French energy consumption continues to decline

French energy consumption continues to decline
French energy consumption continues to decline

Par
Aurian de Maupeou

Co-founder

Published on


16/12/2024

min read

The Energy Regulatory Commission (CRE) has just published its energy market observatory for the 3rd quarter of 2024. This highly anticipated inventory highlights a continued decline in gas consumption, which has only just come not compensate for stable electricity consumption, both in the residential and non-residential segments.

Electricity: stable consumption and increase in the number of meters

Annualized electricity consumption as of September 30, 2024 stands at 142.12 TWh compared to 142.24 TWh a year earlier for residential sites. Slight recovery, on the other hand, in non-residential consumption which increased from 259.71 TWh on September 30, 2023 to 262.14 TWh on September 30, 2024. Over one year, national electricity consumption increases by 0.5%.

Annualized consumption taken from figures from the Quarterly Energy Market Observatory of the Energy Regulatory Commission.

This stability is especially interesting to compare with the increase in the number of meters. The number of residential meters increases by 1% year-on-year to 34,696,000 as of September 30.

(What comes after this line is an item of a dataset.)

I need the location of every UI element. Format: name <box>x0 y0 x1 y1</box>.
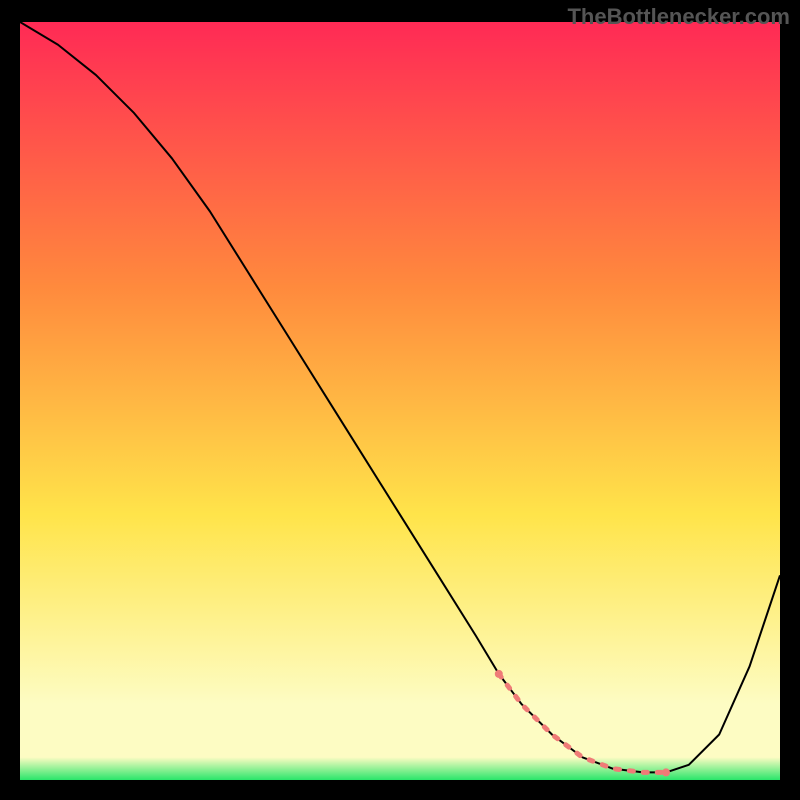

Annualized consumption taken from figures from the Quarterly Energy Market Observatory of the Energy Regulatory Commission.

The annual electricity consumption per residential meter is therefore slightly decreasingat 4096 kWh. For comparison, it stood at 4,590 kWh in 2019. This gradual decline is explained by sobriety and improvement in the energy efficiency of homes. She is surprising as electricity gradually replaces fuel oil, propane and natural gas as heating methodand that almostone million electric vehicles have been registered in the meantime.

Gas: the decline continues

The gas consumption is trending downwardand suffered a sharp decline as part of the energy market crisis of summer 2022. Over one year, it fell by 8.3% with 354.7 TWh as of September 30, 2024.

Annualized consumption taken from figures from the Quarterly Energy Market Observatory of the Energy Regulatory Commission.

This drop in consumption is explained by a drop in the number of meters of around -1% over one year, both in the residential and non-residential segments. The decline in annual gas consumption by residential meter is therefore marked at 9276 kWh as of September 30, 2024, compared to 10,131 kWh a year earlier. Over 5 years, the decline is even more obvious at -18% since consumption stood, in 2019, at 11,293 kWh per residential meter.

Annualized consumption taken from figures from the Quarterly Energy Market Observatory of the Energy Regulatory Commission.

What consequences for consumers?

We can welcome the drop in gas consumption in , especially as biogas injection has increased by around 10 TWh per year over the last 5 years. There national consumption of fossil gas has therefore fallen by more than 20% since 2019.

In terms of pricing, the unit price has increased significantly, which is not offset by the drop in consumption. The bill therefore increased even though consumption fell, both for electricity and for gas.

THE outlook is bad for gas consumerswhich will bear increasing network costs, and probable tax increases, linked to the fossil and imported nature of their energy. For electricity, an unprecedented drop will take place on February 1, providing relief to households after the increases linked to the energy crisis. The subject of the years to come will not be so much the price of the kWh as the time of consumption. Electricity will be very expensive in winter and at peak times, and cheap the rest of the time.

At the strategic level, EDF needs a electrification of uses to justify the construction of new EPRs and gradually replace electricity with gas. This electrification is long overdue.